The bizarre concept by Airbus and Italdesign is to be unveiled this week at the Geneva Auto Show. Many have noted the scheme appears to be revisiting one of Italdesign’s more imaginative flights of fancy from 1982, which featured modular passenger sections which could be attached to diverse base units to form different types of vehicle.

The 1982 Capsula concept employed a putative chassis and base system to formulate an effective ‘Lego’ approach to vehicle production, eschewing the proprietary curves and distinctions which, as it turned out, were not to fall out of fashion much in the following three decades:

capsula

Beyond the base configuration, little is known about the new collaborative proposal – except that logic dictates a drone of quite extraordinary lifting power, no matter how lightweight the chassis materials.

The idea behind the new system is that base units will be in itinerant circulation, and any passenger airlifted out of a bad jam would need to accept whatever base units are available within a flyable distance, or else wait out the congestion.

The news comes just as traffic planners are wrestling with the problems that traffic-eluding driving apps such as Waze are increasingly generating in residential areas of cities.

In December of last year the U.S. Federal Aviation Administration (FAA) approved a test program for the TF-X flying car, an electrically powered vehicle designed to travel to a maximum distance of 500 miles on a single charge. Last month ride-sharing giant Uber engaged a NASA engineer to advance its own vision of unmanned flying taxis.

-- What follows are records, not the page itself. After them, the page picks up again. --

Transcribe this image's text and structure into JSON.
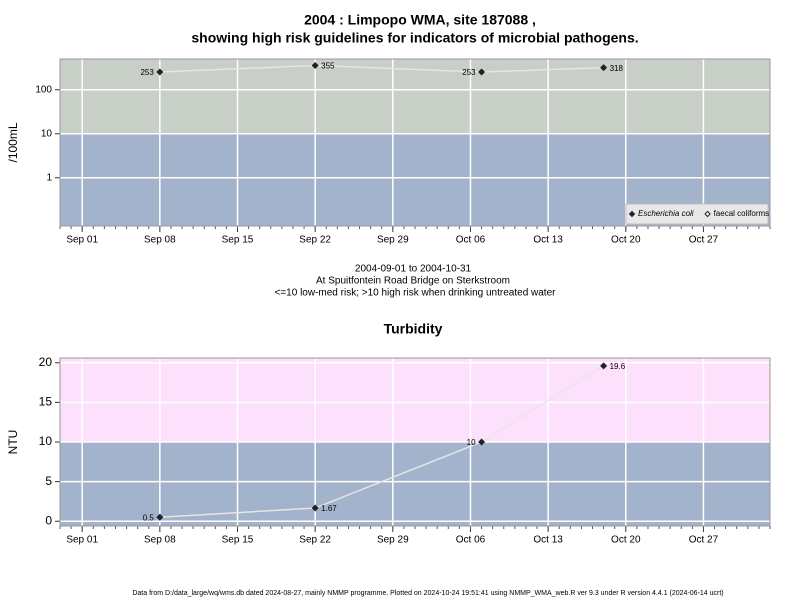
{
  "chart_data": [
    {
      "type": "line",
      "title": "2004 : Limpopo WMA, site 187088 ,",
      "subtitle": "showing high risk guidelines for indicators of microbial pathogens.",
      "y_label": "/100mL",
      "log_y": true,
      "threshold": 10,
      "color_low": "#a3b3cb",
      "color_high": "#c7cfc6",
      "x": [
        "2004-09-08",
        "2004-09-22",
        "2004-10-07",
        "2004-10-18"
      ],
      "series": [
        {
          "name": "Escherichia coli",
          "color": "#222222",
          "values": [
            253,
            355,
            253,
            318
          ]
        },
        {
          "name": "faecal coliforms",
          "color": "#222222",
          "values": [
            null,
            null,
            null,
            null
          ]
        }
      ],
      "xlim": [
        "2004-08-30",
        "2004-11-02"
      ],
      "xticks": [
        {
          "value": "2004-09-01",
          "label": "Sep 01"
        },
        {
          "value": "2004-09-08",
          "label": "Sep 08"
        },
        {
          "value": "2004-09-15",
          "label": "Sep 15"
        },
        {
          "value": "2004-09-22",
          "label": "Sep 22"
        },
        {
          "value": "2004-09-29",
          "label": "Sep 29"
        },
        {
          "value": "2004-10-06",
          "label": "Oct 06"
        },
        {
          "value": "2004-10-13",
          "label": "Oct 13"
        },
        {
          "value": "2004-10-20",
          "label": "Oct 20"
        },
        {
          "value": "2004-10-27",
          "label": "Oct 27"
        }
      ],
      "ylim": [
        0.08,
        500
      ],
      "yticks": [
        1,
        10,
        100
      ],
      "grid": true,
      "legend": "bottom right",
      "annotations": [
        "2004-09-01 to 2004-10-31",
        "At Spuitfontein Road Bridge on Sterkstroom",
        "<=10 low-med risk; >10 high risk when drinking untreated water"
      ]
    },
    {
      "type": "line",
      "title": "Turbidity",
      "y_label": "NTU",
      "log_y": false,
      "threshold": 10,
      "color_low": "#a3b3cb",
      "color_high": "#fde0fb",
      "x": [
        "2004-09-08",
        "2004-09-22",
        "2004-10-07",
        "2004-10-18"
      ],
      "series": [
        {
          "name": "Turbidity",
          "color": "#222222",
          "values": [
            0.5,
            1.67,
            10,
            19.6
          ]
        }
      ],
      "xlim": [
        "2004-08-30",
        "2004-11-02"
      ],
      "xticks": [
        {
          "value": "2004-09-01",
          "label": "Sep 01"
        },
        {
          "value": "2004-09-08",
          "label": "Sep 08"
        },
        {
          "value": "2004-09-15",
          "label": "Sep 15"
        },
        {
          "value": "2004-09-22",
          "label": "Sep 22"
        },
        {
          "value": "2004-09-29",
          "label": "Sep 29"
        },
        {
          "value": "2004-10-06",
          "label": "Oct 06"
        },
        {
          "value": "2004-10-13",
          "label": "Oct 13"
        },
        {
          "value": "2004-10-20",
          "label": "Oct 20"
        },
        {
          "value": "2004-10-27",
          "label": "Oct 27"
        }
      ],
      "ylim": [
        -0.6,
        20.6
      ],
      "yticks": [
        0,
        5,
        10,
        15,
        20
      ],
      "grid": true
    }
  ],
  "footer": "Data from D:/data_large/wq/wms.db dated 2024-08-27, mainly NMMP programme. Plotted on 2024-10-24 19:51:41 using NMMP_WMA_web.R ver 9.3 under R version 4.4.1 (2024-06-14 ucrt)"
}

Anyone who has ever been mean-spirited enough to abandon – or attempt to abandon – a taxi stuck in a jam will sympathise with possible technologies which allow drivers and passengers to bail out of terminal congestion. Ironically, early scripts for Blade Runner, the 1982 movie adaptation of Philip K. Dick’s seminal sci-fi novel ‘Do Androids Dream Of Electric Sheep?’, still perhaps the strongest vision for flying cars in popular culture, featured a traffic system of automated Zip-car style vehicles which could be abandoned in traffic as necessary – and which, like the new Airbus/Italdesign concept, would simply make their own arrangements until traffic eased and new customers entered.